Religion is not only the last refuge of the scoundrels but also politicians unable to bridge their budget deficits. Medical Dharmavijaya Warriors, Crusaders and Rationalists – often with good intentions – join hands with politicians to save mankind by protecting livers through price hikes. Instead drive them into dens of moonshine.

We certainly concede that these moral and medical forces have the right to carry on their campaigns but morals should obviously be imposed through conviction and not through political skullduggery with help of governments in power. Are we coming to an age where pansil (five Buddhist precepts) be enforced through government fiat?

Statistics on alcohol production are now being cited to demonstrate the effective clout of the moral police over this evil force of alcoholism but statistics in Sri Lanka are not a good measure of anything let alone paada yathras. Parliamentarian Geetha Kumarasinghe, that timeless beauty south of the Bentara Ganga said recently that 20 million participated in the ‘historic’ paada yathra, not realizing her figure exceeded the population of Sri Lanka.


Ticking  meters

The medical profession, we hope, would be as vociferous and concerned with other problems as the twin menace of alcoholism and tobacco.

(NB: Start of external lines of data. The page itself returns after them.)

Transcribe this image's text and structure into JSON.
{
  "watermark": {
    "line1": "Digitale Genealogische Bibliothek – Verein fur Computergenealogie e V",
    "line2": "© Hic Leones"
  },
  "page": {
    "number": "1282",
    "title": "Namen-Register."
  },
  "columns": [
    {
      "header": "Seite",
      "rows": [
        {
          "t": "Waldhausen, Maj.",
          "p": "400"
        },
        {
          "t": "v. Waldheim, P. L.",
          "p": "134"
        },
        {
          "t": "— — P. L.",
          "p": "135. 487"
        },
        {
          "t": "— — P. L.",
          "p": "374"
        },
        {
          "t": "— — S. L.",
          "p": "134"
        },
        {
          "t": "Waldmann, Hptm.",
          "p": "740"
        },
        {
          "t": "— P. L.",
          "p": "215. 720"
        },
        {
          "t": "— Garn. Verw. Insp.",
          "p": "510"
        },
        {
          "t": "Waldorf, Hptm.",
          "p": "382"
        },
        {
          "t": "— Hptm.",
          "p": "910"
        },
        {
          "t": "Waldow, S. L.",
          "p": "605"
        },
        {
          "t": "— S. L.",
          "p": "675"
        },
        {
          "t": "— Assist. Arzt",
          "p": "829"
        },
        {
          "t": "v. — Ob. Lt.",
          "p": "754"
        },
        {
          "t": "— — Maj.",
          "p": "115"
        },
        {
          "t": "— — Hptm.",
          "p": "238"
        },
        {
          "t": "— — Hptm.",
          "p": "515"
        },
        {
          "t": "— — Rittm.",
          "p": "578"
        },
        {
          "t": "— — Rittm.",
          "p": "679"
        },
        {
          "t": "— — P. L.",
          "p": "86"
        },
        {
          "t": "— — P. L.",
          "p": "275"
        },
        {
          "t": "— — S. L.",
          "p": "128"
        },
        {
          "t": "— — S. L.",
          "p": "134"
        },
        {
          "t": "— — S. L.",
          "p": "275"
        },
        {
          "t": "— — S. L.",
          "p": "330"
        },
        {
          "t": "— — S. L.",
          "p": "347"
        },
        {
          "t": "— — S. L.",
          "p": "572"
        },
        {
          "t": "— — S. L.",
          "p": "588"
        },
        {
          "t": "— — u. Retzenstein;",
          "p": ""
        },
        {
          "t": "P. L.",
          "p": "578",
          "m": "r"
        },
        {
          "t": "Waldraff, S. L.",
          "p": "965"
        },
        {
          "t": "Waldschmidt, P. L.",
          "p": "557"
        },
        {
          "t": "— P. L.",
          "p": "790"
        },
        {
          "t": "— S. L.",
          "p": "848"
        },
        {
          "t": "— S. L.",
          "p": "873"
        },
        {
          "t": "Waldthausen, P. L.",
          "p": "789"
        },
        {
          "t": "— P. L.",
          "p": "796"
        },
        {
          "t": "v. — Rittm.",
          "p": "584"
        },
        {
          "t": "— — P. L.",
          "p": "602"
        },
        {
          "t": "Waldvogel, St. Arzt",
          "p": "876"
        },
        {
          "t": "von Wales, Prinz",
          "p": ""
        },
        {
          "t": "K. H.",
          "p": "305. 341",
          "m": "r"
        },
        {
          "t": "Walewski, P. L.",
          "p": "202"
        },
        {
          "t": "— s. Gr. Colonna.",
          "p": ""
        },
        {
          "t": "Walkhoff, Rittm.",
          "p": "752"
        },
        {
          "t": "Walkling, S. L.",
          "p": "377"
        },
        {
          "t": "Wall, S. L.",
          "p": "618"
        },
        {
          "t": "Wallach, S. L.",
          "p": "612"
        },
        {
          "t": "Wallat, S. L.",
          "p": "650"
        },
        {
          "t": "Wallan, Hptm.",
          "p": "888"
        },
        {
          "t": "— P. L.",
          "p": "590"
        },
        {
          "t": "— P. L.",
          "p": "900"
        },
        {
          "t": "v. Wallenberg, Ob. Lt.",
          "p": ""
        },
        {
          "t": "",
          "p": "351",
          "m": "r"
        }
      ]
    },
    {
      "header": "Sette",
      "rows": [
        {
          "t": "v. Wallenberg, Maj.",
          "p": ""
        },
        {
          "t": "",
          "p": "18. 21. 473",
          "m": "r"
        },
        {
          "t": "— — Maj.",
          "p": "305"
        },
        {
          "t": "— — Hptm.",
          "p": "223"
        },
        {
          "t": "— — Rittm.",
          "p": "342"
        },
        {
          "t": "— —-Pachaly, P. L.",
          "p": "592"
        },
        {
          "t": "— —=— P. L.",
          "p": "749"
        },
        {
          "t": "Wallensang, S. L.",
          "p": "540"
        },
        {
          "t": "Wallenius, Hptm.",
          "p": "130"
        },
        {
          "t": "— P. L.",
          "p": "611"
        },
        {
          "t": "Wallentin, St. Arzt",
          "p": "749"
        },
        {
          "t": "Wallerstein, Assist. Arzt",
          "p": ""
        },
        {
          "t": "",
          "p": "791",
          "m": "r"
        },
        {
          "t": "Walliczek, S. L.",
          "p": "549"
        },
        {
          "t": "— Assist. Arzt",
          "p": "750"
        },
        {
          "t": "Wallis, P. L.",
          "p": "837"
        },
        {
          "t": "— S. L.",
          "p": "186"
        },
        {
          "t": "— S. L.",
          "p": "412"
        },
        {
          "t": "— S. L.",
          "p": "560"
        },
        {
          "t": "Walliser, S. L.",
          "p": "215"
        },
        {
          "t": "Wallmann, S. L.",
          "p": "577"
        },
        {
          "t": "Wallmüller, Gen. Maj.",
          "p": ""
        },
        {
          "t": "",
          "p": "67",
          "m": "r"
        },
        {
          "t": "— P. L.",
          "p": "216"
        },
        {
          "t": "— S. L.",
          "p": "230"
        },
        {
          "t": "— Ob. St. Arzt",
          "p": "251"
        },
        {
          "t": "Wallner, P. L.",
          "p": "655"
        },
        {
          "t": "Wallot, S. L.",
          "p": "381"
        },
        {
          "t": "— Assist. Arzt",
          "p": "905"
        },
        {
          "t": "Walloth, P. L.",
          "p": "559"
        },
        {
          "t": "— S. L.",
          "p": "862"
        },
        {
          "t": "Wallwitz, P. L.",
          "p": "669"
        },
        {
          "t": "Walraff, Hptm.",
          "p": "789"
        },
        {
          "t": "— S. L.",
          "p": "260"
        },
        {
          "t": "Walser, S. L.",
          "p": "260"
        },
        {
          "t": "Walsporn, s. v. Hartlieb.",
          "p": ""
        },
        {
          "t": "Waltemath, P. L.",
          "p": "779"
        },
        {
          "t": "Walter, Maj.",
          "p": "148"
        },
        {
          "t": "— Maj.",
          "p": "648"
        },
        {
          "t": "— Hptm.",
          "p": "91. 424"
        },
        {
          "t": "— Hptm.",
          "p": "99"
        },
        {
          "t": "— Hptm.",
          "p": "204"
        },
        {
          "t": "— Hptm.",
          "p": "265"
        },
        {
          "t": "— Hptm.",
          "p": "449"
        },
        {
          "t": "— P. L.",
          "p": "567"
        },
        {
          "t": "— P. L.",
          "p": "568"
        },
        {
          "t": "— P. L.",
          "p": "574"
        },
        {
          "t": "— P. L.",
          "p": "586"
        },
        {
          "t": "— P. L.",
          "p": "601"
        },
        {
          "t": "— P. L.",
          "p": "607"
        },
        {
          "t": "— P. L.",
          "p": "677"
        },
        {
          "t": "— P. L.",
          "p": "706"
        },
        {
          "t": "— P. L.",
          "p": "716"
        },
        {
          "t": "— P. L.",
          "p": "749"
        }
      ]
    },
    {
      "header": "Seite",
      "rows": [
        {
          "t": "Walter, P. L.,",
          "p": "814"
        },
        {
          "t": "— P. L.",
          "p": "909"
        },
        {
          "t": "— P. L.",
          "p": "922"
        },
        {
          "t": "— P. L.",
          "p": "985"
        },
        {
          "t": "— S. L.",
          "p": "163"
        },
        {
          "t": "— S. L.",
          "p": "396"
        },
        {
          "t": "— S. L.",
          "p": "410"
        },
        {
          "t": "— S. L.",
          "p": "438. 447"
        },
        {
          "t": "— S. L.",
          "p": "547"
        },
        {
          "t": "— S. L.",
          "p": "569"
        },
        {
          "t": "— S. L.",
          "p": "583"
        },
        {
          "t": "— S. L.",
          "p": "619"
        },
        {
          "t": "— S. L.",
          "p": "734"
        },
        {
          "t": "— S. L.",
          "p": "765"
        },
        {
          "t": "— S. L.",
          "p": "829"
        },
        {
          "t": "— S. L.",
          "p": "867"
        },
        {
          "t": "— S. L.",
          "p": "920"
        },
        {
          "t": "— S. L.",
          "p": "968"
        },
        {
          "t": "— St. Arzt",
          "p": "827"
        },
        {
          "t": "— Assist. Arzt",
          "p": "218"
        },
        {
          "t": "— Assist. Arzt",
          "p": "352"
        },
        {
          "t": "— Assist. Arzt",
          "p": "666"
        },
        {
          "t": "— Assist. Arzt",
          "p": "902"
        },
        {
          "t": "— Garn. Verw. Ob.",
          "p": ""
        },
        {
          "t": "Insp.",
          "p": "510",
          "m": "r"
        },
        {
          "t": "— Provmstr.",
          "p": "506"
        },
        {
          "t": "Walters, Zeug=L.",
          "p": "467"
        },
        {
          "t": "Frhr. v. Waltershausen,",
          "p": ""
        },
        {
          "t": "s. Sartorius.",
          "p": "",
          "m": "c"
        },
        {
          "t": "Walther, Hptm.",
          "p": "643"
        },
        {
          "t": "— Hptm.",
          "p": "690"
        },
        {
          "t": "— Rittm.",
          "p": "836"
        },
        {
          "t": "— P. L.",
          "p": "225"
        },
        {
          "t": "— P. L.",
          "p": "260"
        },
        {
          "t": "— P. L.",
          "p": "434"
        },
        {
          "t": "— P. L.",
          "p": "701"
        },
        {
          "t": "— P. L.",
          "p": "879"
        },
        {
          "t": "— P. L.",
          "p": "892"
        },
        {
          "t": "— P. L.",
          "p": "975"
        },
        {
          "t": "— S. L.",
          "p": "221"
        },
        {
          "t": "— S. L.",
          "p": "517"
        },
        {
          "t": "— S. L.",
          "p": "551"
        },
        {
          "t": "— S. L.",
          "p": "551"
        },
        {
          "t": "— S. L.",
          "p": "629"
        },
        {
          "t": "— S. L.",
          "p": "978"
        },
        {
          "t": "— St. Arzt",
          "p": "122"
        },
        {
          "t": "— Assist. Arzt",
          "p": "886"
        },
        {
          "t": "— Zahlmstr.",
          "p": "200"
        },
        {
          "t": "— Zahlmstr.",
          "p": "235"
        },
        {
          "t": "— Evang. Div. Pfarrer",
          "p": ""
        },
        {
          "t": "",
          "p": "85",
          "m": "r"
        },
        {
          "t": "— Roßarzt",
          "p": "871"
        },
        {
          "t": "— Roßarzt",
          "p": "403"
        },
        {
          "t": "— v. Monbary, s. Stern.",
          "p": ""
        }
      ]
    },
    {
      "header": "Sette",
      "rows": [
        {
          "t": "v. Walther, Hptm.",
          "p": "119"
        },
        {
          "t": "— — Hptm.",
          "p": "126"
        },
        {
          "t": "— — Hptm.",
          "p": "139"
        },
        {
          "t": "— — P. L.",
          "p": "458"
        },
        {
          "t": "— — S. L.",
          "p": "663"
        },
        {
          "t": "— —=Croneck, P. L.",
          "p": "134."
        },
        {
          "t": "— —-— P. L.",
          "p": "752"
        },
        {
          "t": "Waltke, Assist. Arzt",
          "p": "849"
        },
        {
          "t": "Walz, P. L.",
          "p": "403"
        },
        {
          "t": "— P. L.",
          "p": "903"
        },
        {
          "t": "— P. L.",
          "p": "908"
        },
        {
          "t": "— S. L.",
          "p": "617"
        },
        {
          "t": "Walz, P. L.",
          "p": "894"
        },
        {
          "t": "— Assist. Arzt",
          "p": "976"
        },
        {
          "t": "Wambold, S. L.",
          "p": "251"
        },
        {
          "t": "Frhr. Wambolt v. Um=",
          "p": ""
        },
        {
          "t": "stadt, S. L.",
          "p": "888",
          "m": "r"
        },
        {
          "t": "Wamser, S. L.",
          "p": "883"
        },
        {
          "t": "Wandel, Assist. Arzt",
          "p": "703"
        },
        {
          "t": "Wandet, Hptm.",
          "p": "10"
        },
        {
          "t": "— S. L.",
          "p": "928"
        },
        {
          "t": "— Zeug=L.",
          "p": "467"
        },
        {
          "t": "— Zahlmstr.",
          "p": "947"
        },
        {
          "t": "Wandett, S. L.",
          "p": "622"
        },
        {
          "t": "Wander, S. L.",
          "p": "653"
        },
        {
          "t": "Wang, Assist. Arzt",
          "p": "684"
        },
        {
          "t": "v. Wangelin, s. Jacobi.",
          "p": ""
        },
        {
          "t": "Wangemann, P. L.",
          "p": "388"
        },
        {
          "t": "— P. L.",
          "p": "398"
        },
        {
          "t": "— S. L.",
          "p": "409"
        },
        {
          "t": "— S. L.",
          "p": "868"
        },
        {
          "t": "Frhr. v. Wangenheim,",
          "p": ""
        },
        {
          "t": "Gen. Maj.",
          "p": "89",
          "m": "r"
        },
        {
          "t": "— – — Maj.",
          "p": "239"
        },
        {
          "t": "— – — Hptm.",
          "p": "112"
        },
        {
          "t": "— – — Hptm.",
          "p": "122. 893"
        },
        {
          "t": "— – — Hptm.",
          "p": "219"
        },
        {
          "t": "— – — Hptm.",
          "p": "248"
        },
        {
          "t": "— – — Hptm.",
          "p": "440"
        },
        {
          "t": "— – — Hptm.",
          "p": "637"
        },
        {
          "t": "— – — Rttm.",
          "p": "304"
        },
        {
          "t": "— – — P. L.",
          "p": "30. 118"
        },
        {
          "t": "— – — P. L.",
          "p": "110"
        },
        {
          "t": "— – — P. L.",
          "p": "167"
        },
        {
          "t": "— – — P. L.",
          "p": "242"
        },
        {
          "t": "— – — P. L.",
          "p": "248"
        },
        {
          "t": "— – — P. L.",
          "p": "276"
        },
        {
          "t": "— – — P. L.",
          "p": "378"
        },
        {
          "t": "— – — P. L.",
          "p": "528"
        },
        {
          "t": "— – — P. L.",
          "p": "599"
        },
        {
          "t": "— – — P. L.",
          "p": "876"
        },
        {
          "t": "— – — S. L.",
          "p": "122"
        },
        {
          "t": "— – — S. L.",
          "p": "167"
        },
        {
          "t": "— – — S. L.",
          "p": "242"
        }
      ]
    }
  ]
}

Some areas of neglect that strike us are: Chronic Kidney Disease killing the people that feed the nation about which they don’t seem to have a clue; dengue epidemic with periodic outbreaks and a disease striking the fat cats of Lanka: Obesity. Stand outside a hamburger joint and watch the Humpty-Dumptys coming out. We have not heard of protests or warnings against these factories blowing up the nation beyond its proportions.

And last of all, the best going money-making racket in the country: Private Hospitals. One section of the Middle Class was swindled of all their savings by a high class swindler and now the remaining lot is losing the last of their savings to private hospitals because they are repelled by the filthiest toilets possible in the world at our government hospitals.

Groucho Marx compared a hospital bed to a taxi parked in a parking lot with its meter ticking. Groucho couldn’t have seen our hospital beds with their meters ticking. Taxi drivers would have become billionaires at the speed our hospital meters tick away.